Considering the serious errors contained in the Decree, we conclude that this is not only illegitimate: it simply does not exist

It is considered, in the law of the Church, that a norm, a law, a decree, a legal act are "irritus" (from Latin, "absent from the rites", that is, the external forms necessary for its validity) when necessary elements are lacking for their liceity, even if, the act is valid. For example, the ordination of a bishop held without mandate of the Apostolic See: the so sacred priest has validly received the fulness of the priesthood, but having been conferred unlawfully cannot he exercise with legitimacy any function Episcopal.

However, when there are substantial errors related to the essence or substance of the act, of the norm, of the decree, it should be considered "infectus" (of latin "in" + "factus", that is non-existent).  For example, if a prelate tried to confer priestly ordination on a woman, the act would be absolutely null.

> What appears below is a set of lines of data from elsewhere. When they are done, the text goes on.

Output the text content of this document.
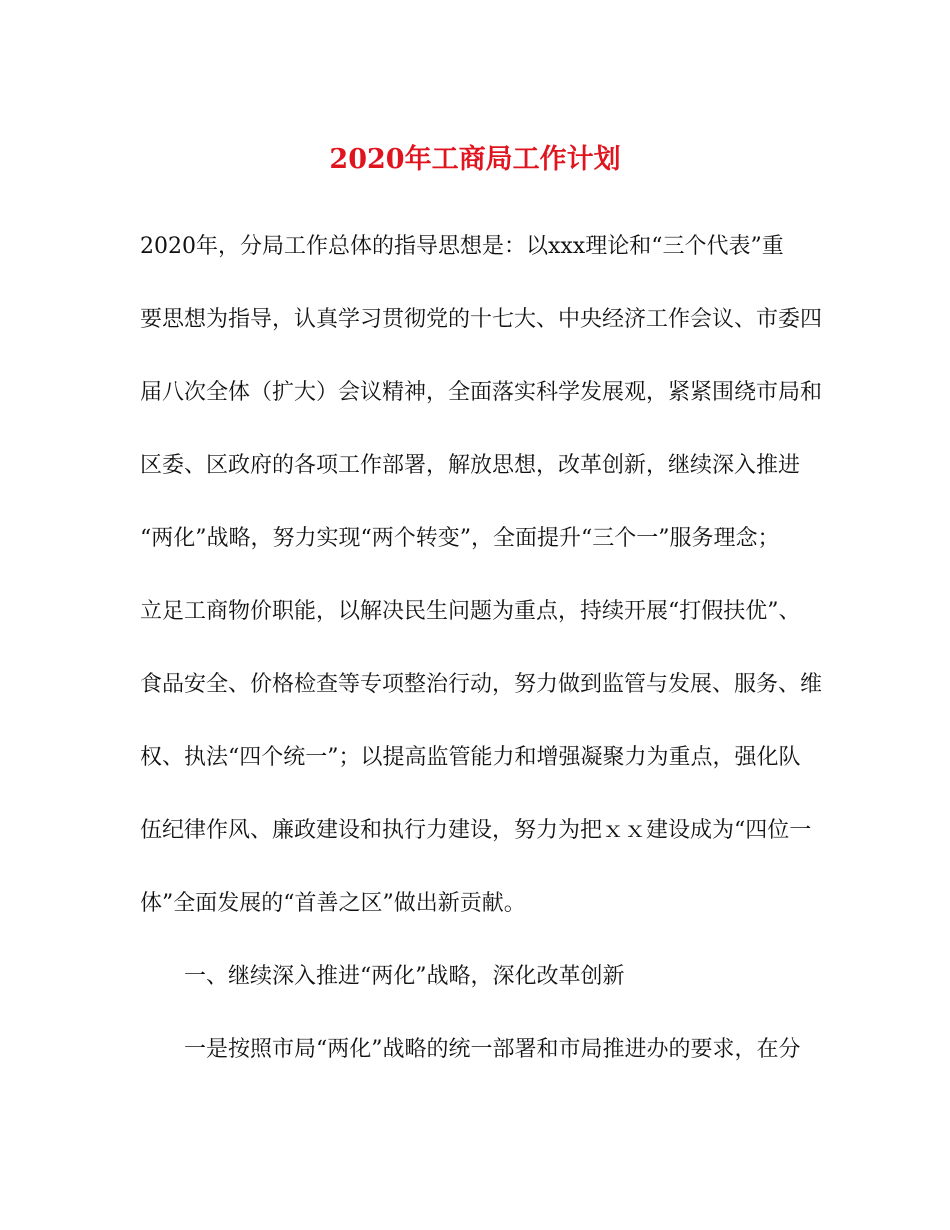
2020年工商局工作计划

2020年，分局工作总体的指导思想是：以xxx理论和“三个代表”重

要思想为指导，认真学习贯彻党的十七大、中央经济工作会议、市委四

届八次全体（扩大）会议精神，全面落实科学发展观，紧紧围绕市局和

区委、区政府的各项工作部署，解放思想，改革创新，继续深入推进

“两化”战略，努力实现“两个转变”，全面提升“三个一”服务理念；

立足工商物价职能，以解决民生问题为重点，持续开展“打假扶优”、

食品安全、价格检查等专项整治行动，努力做到监管与发展、服务、维

权、执法“四个统一”；以提高监管能力和增强凝聚力为重点，强化队

伍纪律作风、廉政建设和执行力建设，努力为把ｘｘ建设成为“四位一

体”全面发展的“首善之区”做出新贡献。

一、继续深入推进“两化”战略，深化改革创新

一是按照市局“两化”战略的统一部署和市局推进办的要求，在分
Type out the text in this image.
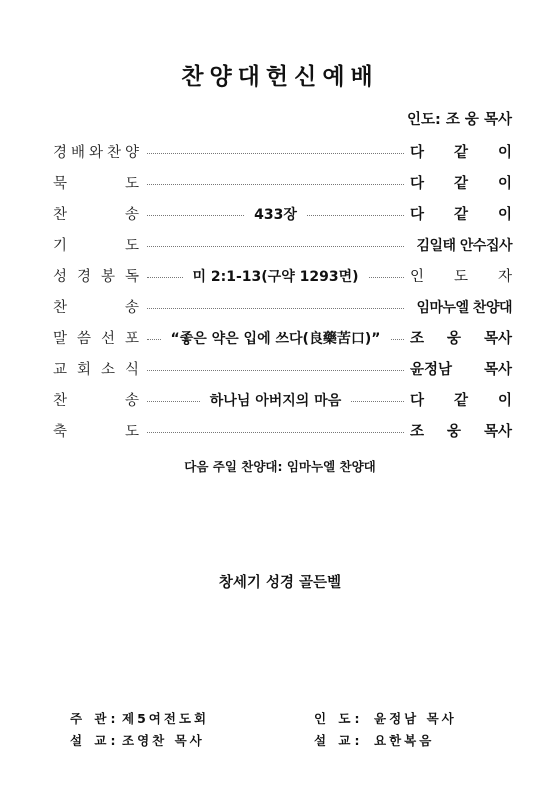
찬양대헌신예배
인도: 조 웅 목사
경 배 와 찬 양	다 같 이
묵	도	다 같 이
찬	송	433장	다 같 이
기	도	김일태 안수집사
성 경 봉 독	미 2:1-13 (구약 1293면)	인 도 자
찬	송	임마누엘 찬양대
말 씀 선 포	“좋은 약은 입에 쓰다(良藥苦口)”	조 웅 목사
교 회 소 식	윤정남 목사
찬	송	하나님 아버지의 마음	다 같 이
축	도	조 웅 목사
다음 주일 찬양대: 임마누엘 찬양대
창세기 성경 골든벨
주 관: 제5여전도회
설 교: 조영찬 목사
인 도: 윤정남 목사
설 교: 요한복음
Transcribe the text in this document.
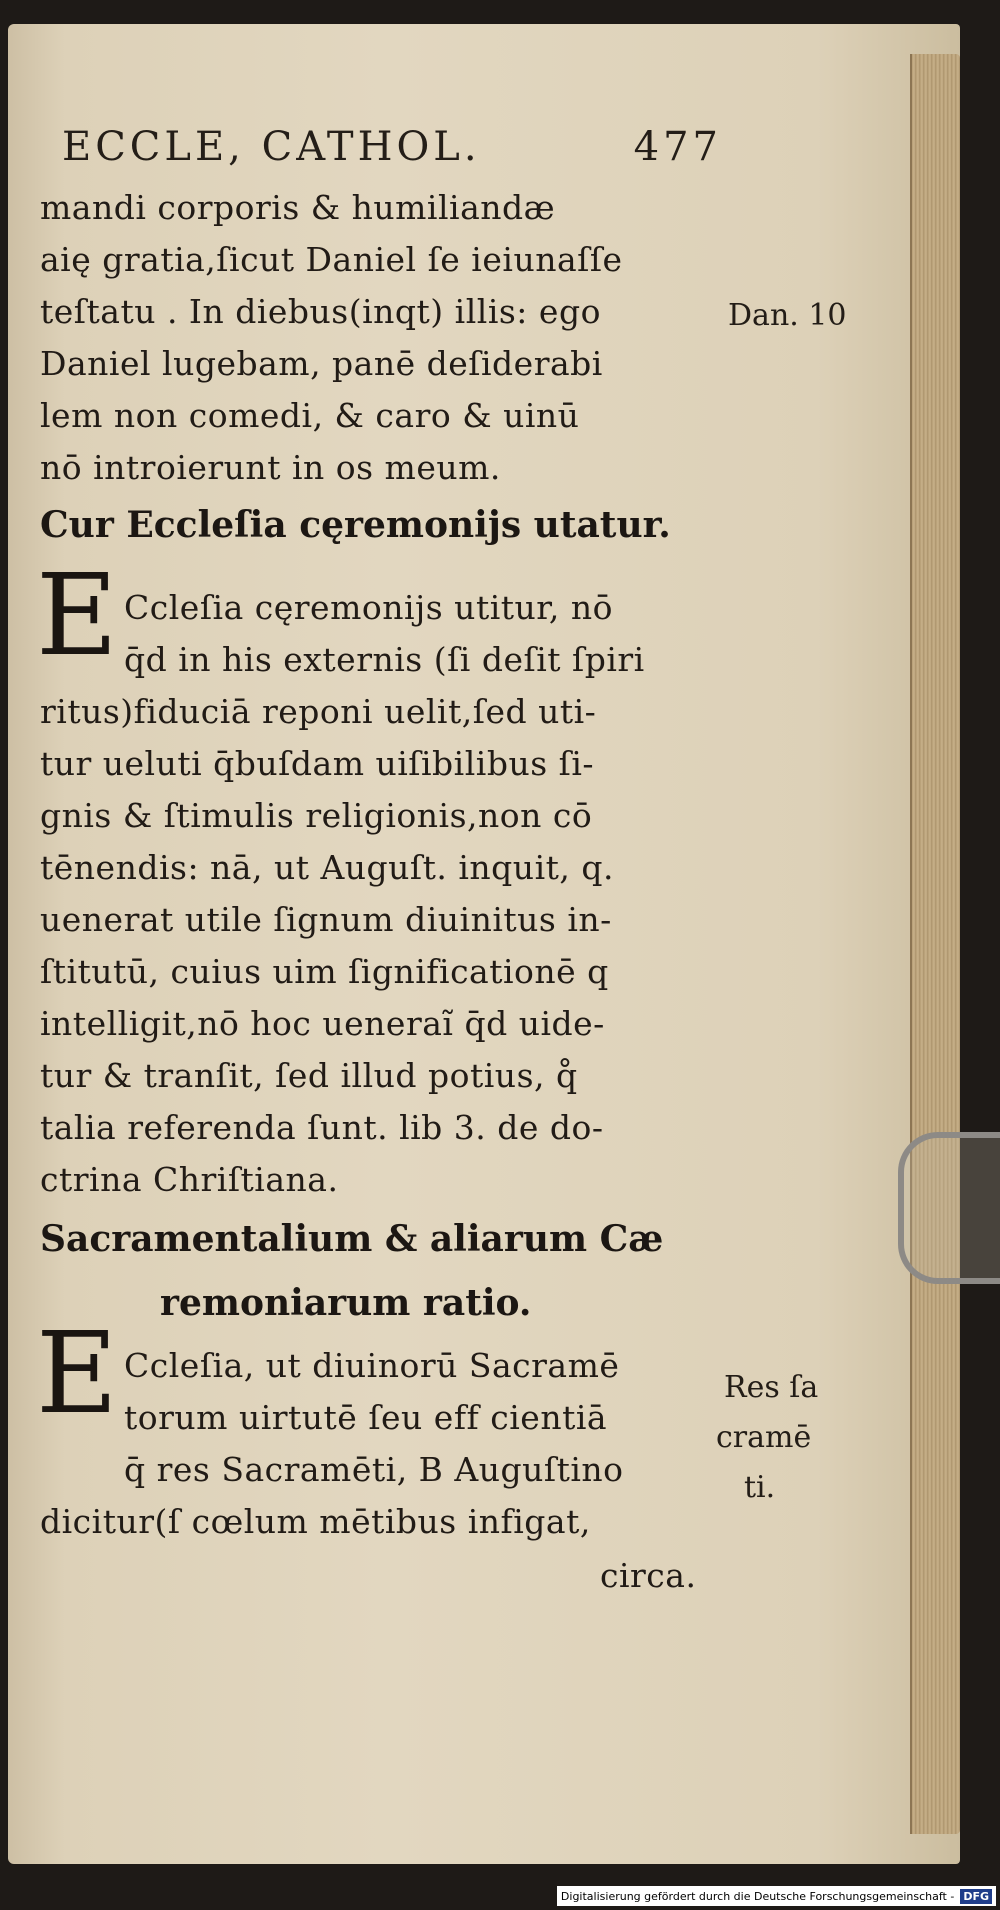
ECCLE, CATHOL.	477
mandi corporis & humiliandæ
aię gratia,ſicut Daniel ſe ieiunaſſe
teſtatu . In diebus(inqt) illis: ego
Daniel lugebam, panē deſiderabi
lem non comedi, & caro & uinū
nō introierunt in os meum.
Dan. 10
Cur Eccleſia cęremonijs utatur.
E Ccleſia cęremonijs utitur, nō
q̄d in his externis (ſi deſit ſpiri
ritus)fiduciā reponi uelit,ſed uti-
tur ueluti q̄buſdam uiſibilibus ſi-
gnis & ſtimulis religionis,non cō
tēnendis: nā, ut Auguſt. inquit, q.
uenerat utile ſignum diuinitus in-
ſtitutū, cuius uim ſignificationē q
intelligit,nō hoc ueneraĩ q̄d uide-
tur & tranſit, ſed illud potius, q̊
talia referenda ſunt. lib 3. de do-
ctrina Chriſtiana.
Sacramentalium & aliarum Cæ
remoniarum ratio.
E Ccleſia, ut diuinorū Sacramē
torum uirtutē ſeu eff cientiā
q̄ res Sacramēti, B Auguſtino
dicitur(ſ cœlum mētibus infigat,
circa.
Res ſa
cramē
ti.
Digitalisierung gefördert durch die Deutsche Forschungsgemeinschaft - DFG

When the two circumstances of illicitude and nullity exist, the act or document is called "discretum irritum infectum".

This is the legal-canonical qualification of the Decree of presumed commissioner signed by D. Braz de Aviz, which D. Raimundo Damasceno Assis and D. José Aparecido Gonçalves de Almeida presented, on October 18, 2019, to the General President of the Association International Private of the Herald sanders of the Gospel, and their Council.

Is there an appeal against this Decree?

During the notification of the Decree, Archbishop José Aparecido raised the possibility of the Heralds bringing an appeal to the Holy Father asking for the reformulation of the Decree.

The canonist present noted that such an appeal would have felt if the Decree were merely "irritum", but, in the case of a "Decretum infectum", there is no sense of an appeal against something null and non-existent, absent from any legal value.

Finally, the appeal for the Heralds of the Gospel is safeguarded by an attack on good fame, the injustice committed and other illegalities in the exaration of this Decree and the form of its dissemination.


(*) José Manuel Jiménez Aleixandre, Spanish, studied Architecture and Journalism at the Complutense University of Madrid, and holds a PhD in Canon Law from the Pontifical St. Thomas Aquinas University (Angelicum) in Rome.


[1]"comprendere la reale fondatezza delle problematiche rese note, nonché le eventuali cause che le hanno determinate, le responsabilità attribuibili ai singoli religiosi".

[2]"El proceso penal canonical se desarrolla en dos fases clearly differentiated y de naturaleza legal variousa. La primera fase, la investigación previa, es de naturaleza estrictamente administrative, y la segunda, si se llega a ella, puede ser judicial o administrativo, según que se decide to proceed for judicial processing the by out-of-court decree. La investigación previa se inicia a cuando llega a conocimiento del Ordinario la noticia de un posible delito, bien porque é é é un hecho notorio, bien por denuncia previa o rumor exist ing la comunidad. Entonces el Ordinario debe investigate los hechos y las circumstancias, de manera especial si el delito es imputable de manera deliberate al ham autor" (p. 879).